As I continued on my way to work, my mind wandered back to the conversation I’d shared with my kid earlier – and the writing course I was starting that night. I might fancy myself as a copywriter, and maybe even harbour the thought of a best-seller one day, but the real reason I like to write is the fun of words. Right?
With all the hype and fuss about the growing super economy in our midst, I have to be able to say ‘I have been to China.’
Well, I have. It was not my intention, and certainly I did my best to avoid it. But it seems the Chinese had other ideas. The magnetism of that country is stronger than any mere mortal such as I.
Having spent countless hours on planes over the years, I had become very used to the routines of international airports. Once checked in and through security, you are free to zombify. This is the only way I have found to survive the mind numbing sterility and repetitive nothingness of being captured in the never-ending boredom of hours upon hours of planes and airports required for the simple journey from A to B.
In this case, Finland to Hong Kong. It was just after Hong Kong was handed back to China, so in my mind it was not really Chinese yet.
I sat in the lounge and took out my book and prepared to read non-stop to Hong Kong. This includes handing over boarding passes, finding seats, stowing overhead luggage, strapping myself in, greeting fellow passengers… this is a most important skill – to be able to communicate ‘I am friendly, and inoffensive but I am reading so piss off’ without lifting my eyes from the page. I can even pretend to politely watch as the air hostesses tie themselves in knots with life vests while continuing in my own little world.
This zombie state has been developed to ignore most things around me because any milestones acknowledged often bring to mind the passing of time. This is to be avoided at all costs. Except take off. I love to look out of the window during take off and landing – these are the highlights of any journey and anything else is to be merely tolerated.
‘Passport please,’ says the small man behind the counter.
‘Huh? Oh.’ I fold my book around my finger to mind my place and dig in my bag. Snapping out of zombie can take a bit of time as all the little processors in my brain wake each other up and start to assimilate and process my surroundings.
I hand over my passport and he waves me on.
‘Wait.’ One process is signalling an alarm. ‘Can I have my passport back?’
The small man is not even looking at me, he is waving me on so he can get a better look at the next traveller and utter the only 2 words of English he has been taught for this mighty important role.
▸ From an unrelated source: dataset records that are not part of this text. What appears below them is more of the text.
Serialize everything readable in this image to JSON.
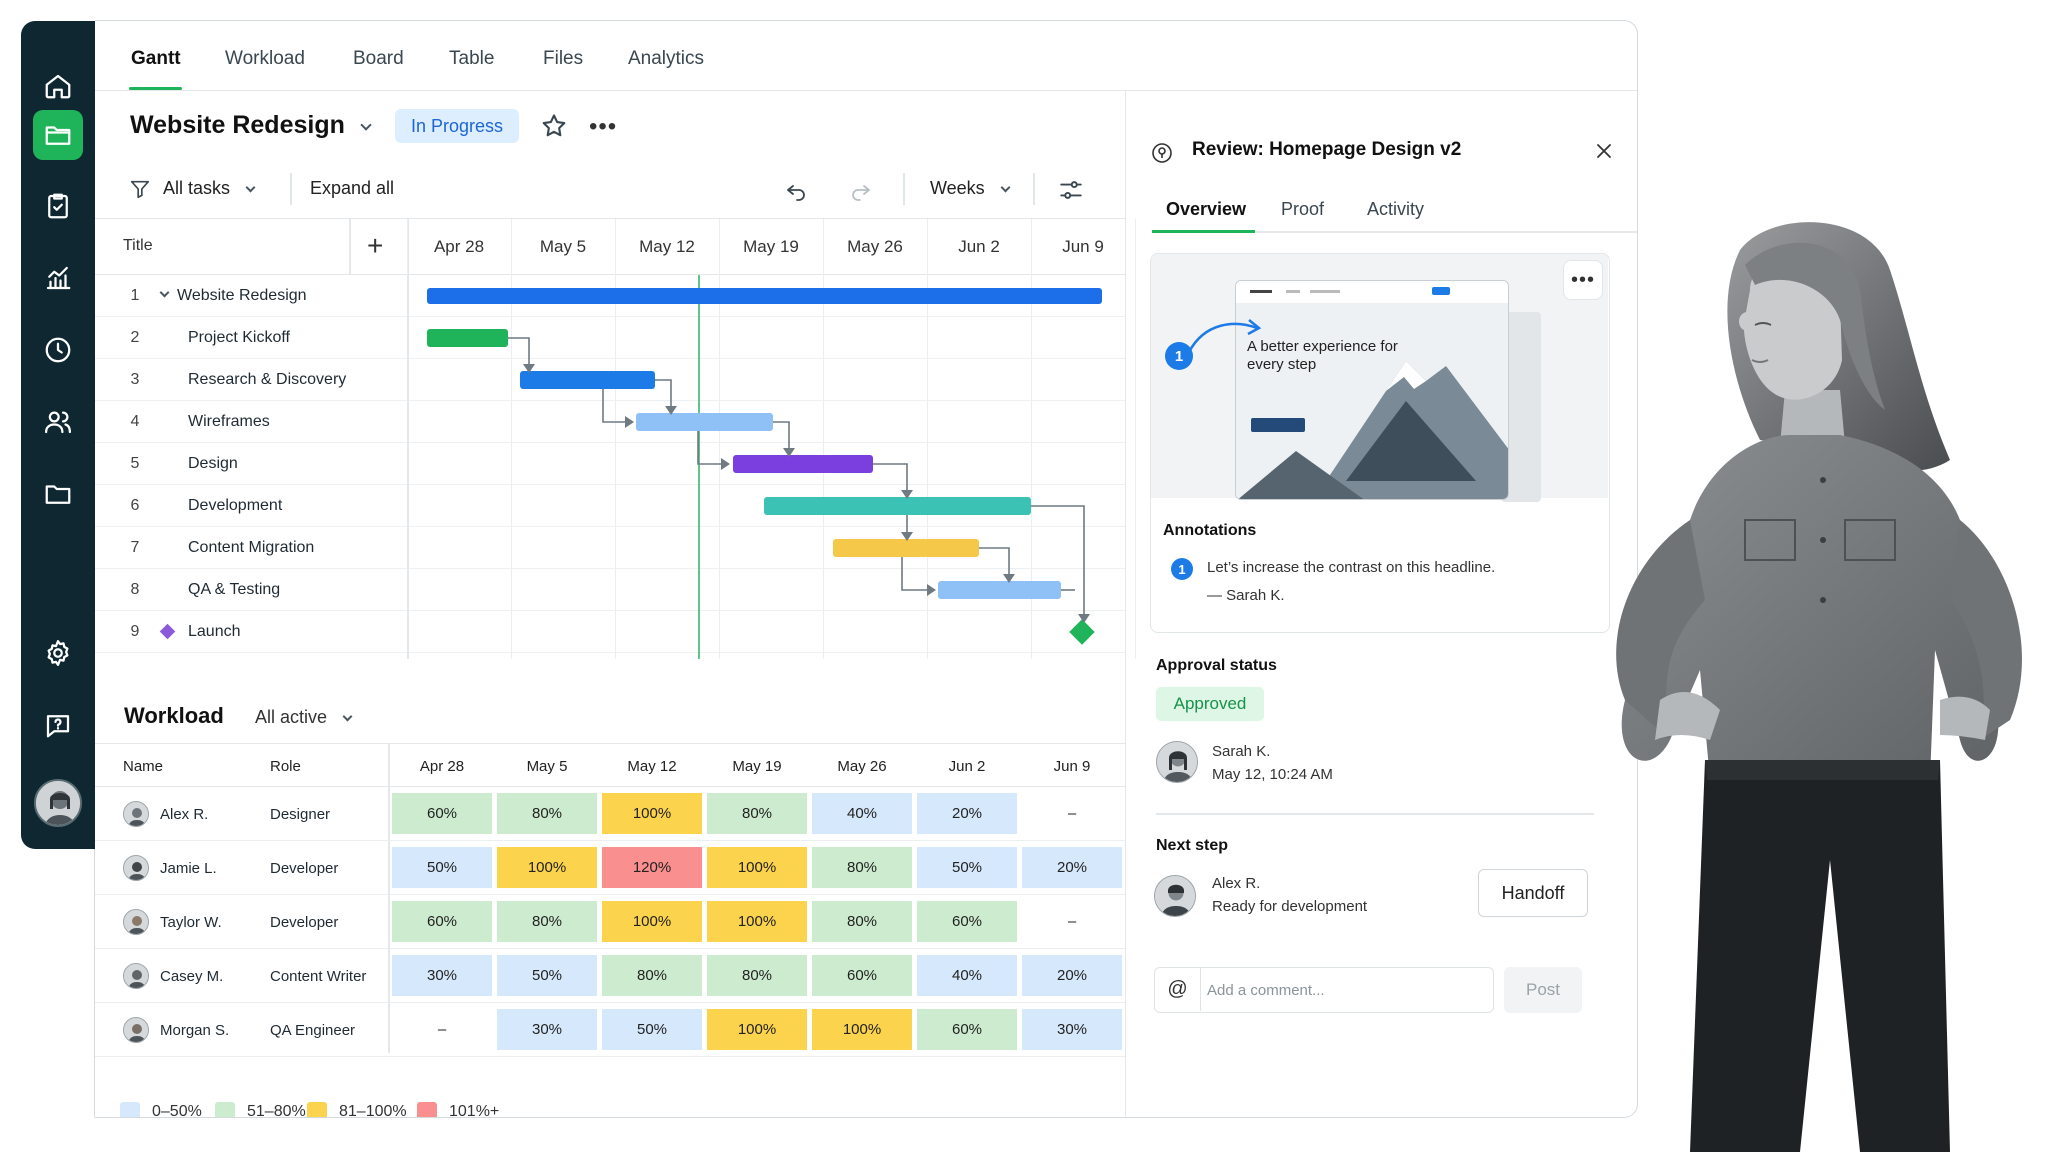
{
  "nav": {
    "tabs": [
      {
        "label": "Gantt",
        "active": true
      },
      {
        "label": "Workload"
      },
      {
        "label": "Board"
      },
      {
        "label": "Table"
      },
      {
        "label": "Files"
      },
      {
        "label": "Analytics"
      }
    ]
  },
  "rail": {
    "items": [
      "home-icon",
      "folder-icon",
      "clipboard-check-icon",
      "chart-icon",
      "clock-icon",
      "users-icon",
      "folder-icon",
      "gear-icon",
      "help-icon"
    ],
    "active_index": 1
  },
  "project": {
    "title": "Website Redesign",
    "status": "In Progress"
  },
  "toolbar": {
    "filter_label": "All tasks",
    "expand_label": "Expand all",
    "scale_label": "Weeks"
  },
  "gantt": {
    "title_header": "Title",
    "weeks": [
      "Apr 28",
      "May 5",
      "May 12",
      "May 19",
      "May 26",
      "Jun 2",
      "Jun 9"
    ],
    "today_marker": "May 12",
    "tasks": [
      {
        "num": "1",
        "name": "Website Redesign",
        "group": true
      },
      {
        "num": "2",
        "name": "Project Kickoff"
      },
      {
        "num": "3",
        "name": "Research & Discovery"
      },
      {
        "num": "4",
        "name": "Wireframes"
      },
      {
        "num": "5",
        "name": "Design"
      },
      {
        "num": "6",
        "name": "Development"
      },
      {
        "num": "7",
        "name": "Content Migration"
      },
      {
        "num": "8",
        "name": "QA & Testing"
      },
      {
        "num": "9",
        "name": "Launch",
        "milestone": true
      }
    ],
    "colors": {
      "group": "#1c6fe8",
      "kickoff": "#1fb35a",
      "research": "#1c7be6",
      "wireframes": "#8fc1f7",
      "design": "#7b3fe0",
      "development": "#3cc2b5",
      "content": "#f5c84a",
      "qa": "#8fc1f7",
      "launch": "#1fb35a"
    }
  },
  "workload": {
    "title": "Workload",
    "filter": "All active",
    "headers": {
      "name": "Name",
      "role": "Role"
    },
    "weeks": [
      "Apr 28",
      "May 5",
      "May 12",
      "May 19",
      "May 26",
      "Jun 2",
      "Jun 9"
    ],
    "rows": [
      {
        "name": "Alex R.",
        "role": "Designer",
        "values": [
          "60%",
          "80%",
          "100%",
          "80%",
          "40%",
          "20%",
          "–"
        ]
      },
      {
        "name": "Jamie L.",
        "role": "Developer",
        "values": [
          "50%",
          "100%",
          "120%",
          "100%",
          "80%",
          "50%",
          "20%"
        ]
      },
      {
        "name": "Taylor W.",
        "role": "Developer",
        "values": [
          "60%",
          "80%",
          "100%",
          "100%",
          "80%",
          "60%",
          "–"
        ]
      },
      {
        "name": "Casey M.",
        "role": "Content Writer",
        "values": [
          "30%",
          "50%",
          "80%",
          "80%",
          "60%",
          "40%",
          "20%"
        ]
      },
      {
        "name": "Morgan S.",
        "role": "QA Engineer",
        "values": [
          "–",
          "30%",
          "50%",
          "100%",
          "100%",
          "60%",
          "30%"
        ]
      }
    ],
    "legend": [
      {
        "label": "0–50%",
        "color": "#d6e8fb"
      },
      {
        "label": "51–80%",
        "color": "#cdeccf"
      },
      {
        "label": "81–100%",
        "color": "#fcd34d"
      },
      {
        "label": "101%+",
        "color": "#f98f8f"
      }
    ]
  },
  "panel": {
    "title": "Review: Homepage Design v2",
    "tabs": [
      "Overview",
      "Proof",
      "Activity"
    ],
    "proof_headline": "A better experience for every step",
    "annotations_label": "Annotations",
    "annotation": {
      "num": "1",
      "text": "Let’s increase the contrast on this headline.",
      "author": "— Sarah K."
    },
    "approval_label": "Approval status",
    "approval_status": "Approved",
    "approver": {
      "name": "Sarah K.",
      "time": "May 12, 10:24 AM"
    },
    "next_step_label": "Next step",
    "next_person": {
      "name": "Alex R.",
      "note": "Ready for development"
    },
    "handoff_label": "Handoff",
    "comment_placeholder": "Add a comment...",
    "post_label": "Post"
  }
}
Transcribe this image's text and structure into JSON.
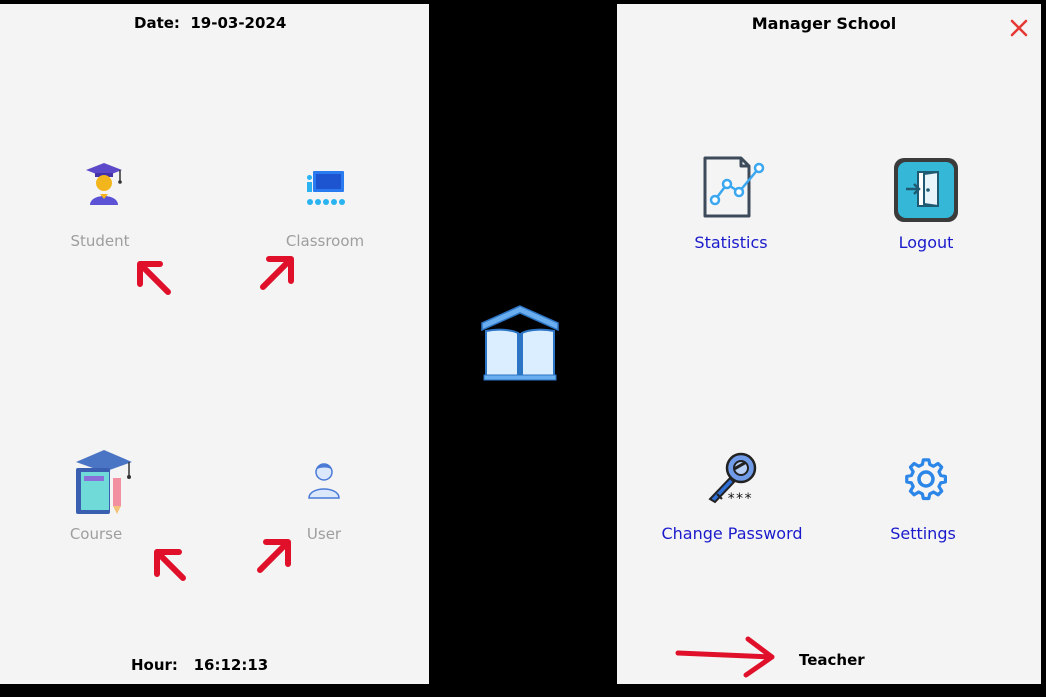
{
  "left": {
    "date_label": "Date:  19-03-2024",
    "hour_label": "Hour:   16:12:13",
    "tiles": [
      {
        "label": "Student",
        "icon": "student-graduate-icon"
      },
      {
        "label": "Classroom",
        "icon": "classroom-icon"
      },
      {
        "label": "Course",
        "icon": "course-books-icon"
      },
      {
        "label": "User",
        "icon": "user-icon"
      }
    ]
  },
  "right": {
    "title": "Manager School",
    "close_icon": "close-icon",
    "menu": [
      {
        "label": "Statistics",
        "icon": "statistics-chart-icon"
      },
      {
        "label": "Logout",
        "icon": "logout-door-icon"
      },
      {
        "label": "Change Password",
        "icon": "key-password-icon"
      },
      {
        "label": "Settings",
        "icon": "gear-icon"
      }
    ],
    "role": "Teacher"
  },
  "colors": {
    "panel_bg": "#f4f4f4",
    "background": "#000000",
    "menu_label": "#1a1acc",
    "tile_label": "#9e9e9e",
    "annotation_arrow": "#e0102a",
    "close": "#e53935"
  }
}
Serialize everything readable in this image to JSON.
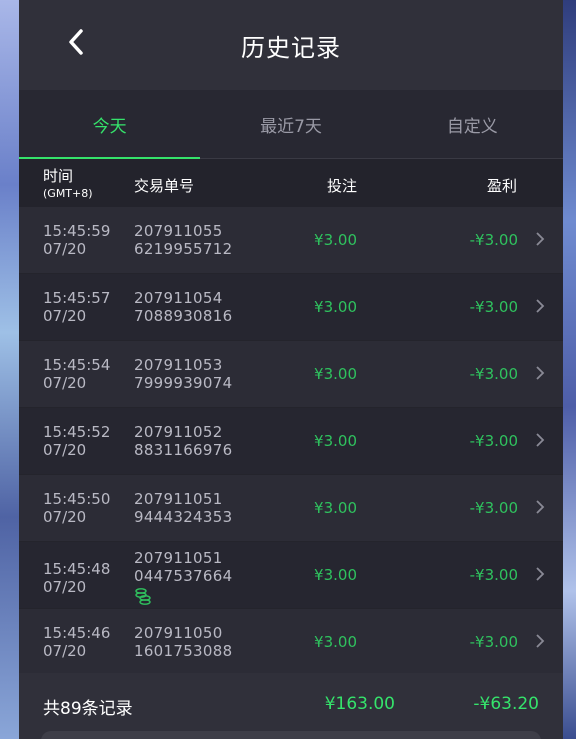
{
  "header": {
    "title": "历史记录",
    "back_icon": "chevron-left-icon"
  },
  "tabs": [
    {
      "label": "今天",
      "active": true
    },
    {
      "label": "最近7天",
      "active": false
    },
    {
      "label": "自定义",
      "active": false
    }
  ],
  "columns": {
    "time": "时间",
    "timezone": "(GMT+8)",
    "order": "交易单号",
    "bet": "投注",
    "profit": "盈利"
  },
  "records": [
    {
      "time": "15:45:59",
      "date": "07/20",
      "order_a": "207911055",
      "order_b": "6219955712",
      "bet": "¥3.00",
      "profit": "-¥3.00",
      "badge": false
    },
    {
      "time": "15:45:57",
      "date": "07/20",
      "order_a": "207911054",
      "order_b": "7088930816",
      "bet": "¥3.00",
      "profit": "-¥3.00",
      "badge": false
    },
    {
      "time": "15:45:54",
      "date": "07/20",
      "order_a": "207911053",
      "order_b": "7999939074",
      "bet": "¥3.00",
      "profit": "-¥3.00",
      "badge": false
    },
    {
      "time": "15:45:52",
      "date": "07/20",
      "order_a": "207911052",
      "order_b": "8831166976",
      "bet": "¥3.00",
      "profit": "-¥3.00",
      "badge": false
    },
    {
      "time": "15:45:50",
      "date": "07/20",
      "order_a": "207911051",
      "order_b": "9444324353",
      "bet": "¥3.00",
      "profit": "-¥3.00",
      "badge": false
    },
    {
      "time": "15:45:48",
      "date": "07/20",
      "order_a": "207911051",
      "order_b": "0447537664",
      "bet": "¥3.00",
      "profit": "-¥3.00",
      "badge": true
    },
    {
      "time": "15:45:46",
      "date": "07/20",
      "order_a": "207911050",
      "order_b": "1601753088",
      "bet": "¥3.00",
      "profit": "-¥3.00",
      "badge": false
    }
  ],
  "footer": {
    "count": "共89条记录",
    "total_bet": "¥163.00",
    "total_profit": "-¥63.20"
  },
  "colors": {
    "accent_green": "#35e36b",
    "value_green": "#2fc25e",
    "panel_bg": "#26262f"
  }
}
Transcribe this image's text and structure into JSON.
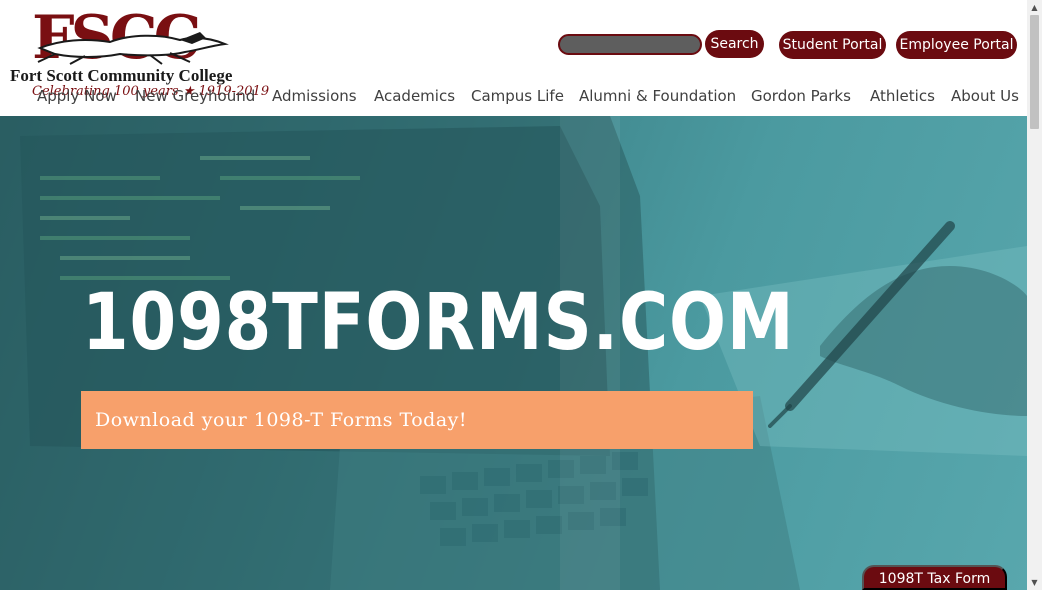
{
  "header": {
    "logo": {
      "letters": "FSCC",
      "name": "Fort Scott Community College",
      "tagline": "Celebrating 100 years ★ 1919-2019"
    },
    "search": {
      "placeholder": "",
      "button_label": "Search"
    },
    "student_portal_label": "Student Portal",
    "employee_portal_label": "Employee Portal"
  },
  "nav": {
    "items": [
      {
        "label": "Apply Now"
      },
      {
        "label": "New Greyhound"
      },
      {
        "label": "Admissions"
      },
      {
        "label": "Academics"
      },
      {
        "label": "Campus Life"
      },
      {
        "label": "Alumni & Foundation"
      },
      {
        "label": "Gordon Parks"
      },
      {
        "label": "Athletics"
      },
      {
        "label": "About Us"
      }
    ]
  },
  "hero": {
    "title": "1098TFORMS.COM",
    "banner_text": "Download your 1098-T Forms Today!"
  },
  "floating_button_label": "1098T Tax Form",
  "colors": {
    "brand_maroon": "#6b0b10",
    "banner_orange": "#f7a06b",
    "hero_teal": "#3a7e84"
  },
  "icons": {
    "scroll_up": "▲",
    "scroll_down": "▼"
  }
}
‘Can I have my passport back, please,’ repeat with a bit more urgency in my voice. All my processors are running now and I realise with alarm that I have not paid the least bit of attention to where I went when I got off the plane. I just followed the other zombies.
‘You get passport back,’ one of the other little guys behind the counter says. I look dubious and refuse to move. He nudges the first guy and they scribble a number 2 on the corner of an old scrap of paper, rip it off and hand it to me. ‘Go to next. There,’ They wave their hands and dismiss me. Many Asian cultures have this strange knack of several people doing the same job at the same time without shoeing each other out of the way. The ultimate job sharers.
I walk away a bit stunned and vaguely head in the vaguely appointed direction. I am ushered past a few successive counters with lots of nodded promises of being reunited with my passport. There are one or two other lost souls who are obviously in the same predicament, but they are ushered in various other directions and eventually I find myself alone.
Towering over about 4 million Chinese heads.
On the wrong side.
I am no longer in the international airport. I am on Chinese soil (or concrete) with the general population, at the end of one of many, many long, long queues to check in. I have no luggage and no passport. I close my book and put it in my bag.
My flight to Hong Kong, according to my itinerary is due to leave in about 15 minutes.
I intercept an official looking person and ask for my flight in my best broken English. He nods me back to my queue.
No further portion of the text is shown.